Episode 5 – Janvier à septembre 2028 – L’heure du chaos, l’heure de la résistance

Cette dystopie[1] est un exercice imaginaire, qui se veut vraisemblable, mais qui peut se révéler approximatif, voire inexact. Après tout, ce sont les hommes qui font l’histoire. Et ce serait une bonne nouvelle si le RN n’arrivait pas au pouvoir ; c’est précisément l’objectif de ce site. Espérons donc que cette histoire reste une fiction.

L’épisode 1 est ici, l’épisode 2 est ici, l’épisode 3 est ici, l’épisode 4 est ici.

Dès l’été 2027, de nombreux collectifs anti extrême droite se sont formés dans les villes et villages de France, tandis que les manifestations se sont multipliées.
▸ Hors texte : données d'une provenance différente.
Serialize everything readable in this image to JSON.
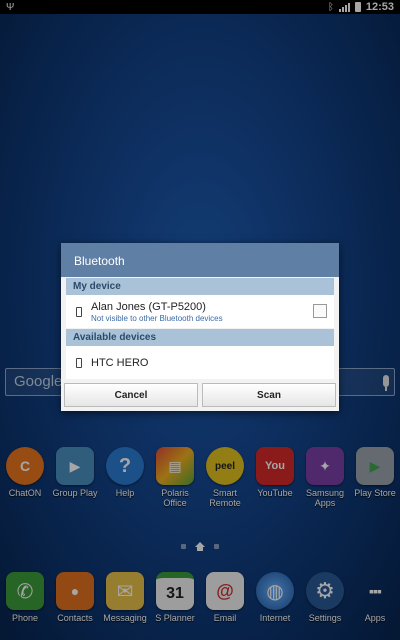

Au premier semestre 2028, la crise économique consécutive à la sortie de l’UE provoque une forte inflation, une baisse du pouvoir d’achat et une augmentation du chômage. Certaines catégories sociales sont particulièrement touchées : les agriculteurs, les artisans, les petits entrepreneurs, les ouvriers et les employés. L’automne 2028 voit l’irruption d’un mouvement des « gilets noirs », avec une forte participation des agriculteurs, des routiers, des artisans, des employés… dans les villes comme dans les campagnes. Le gouvernement réagit par une forte répression et décrète l’état d’urgence. C’est le chaos. Devant la poursuite de la crise, il dissout l’Assemblée nationale.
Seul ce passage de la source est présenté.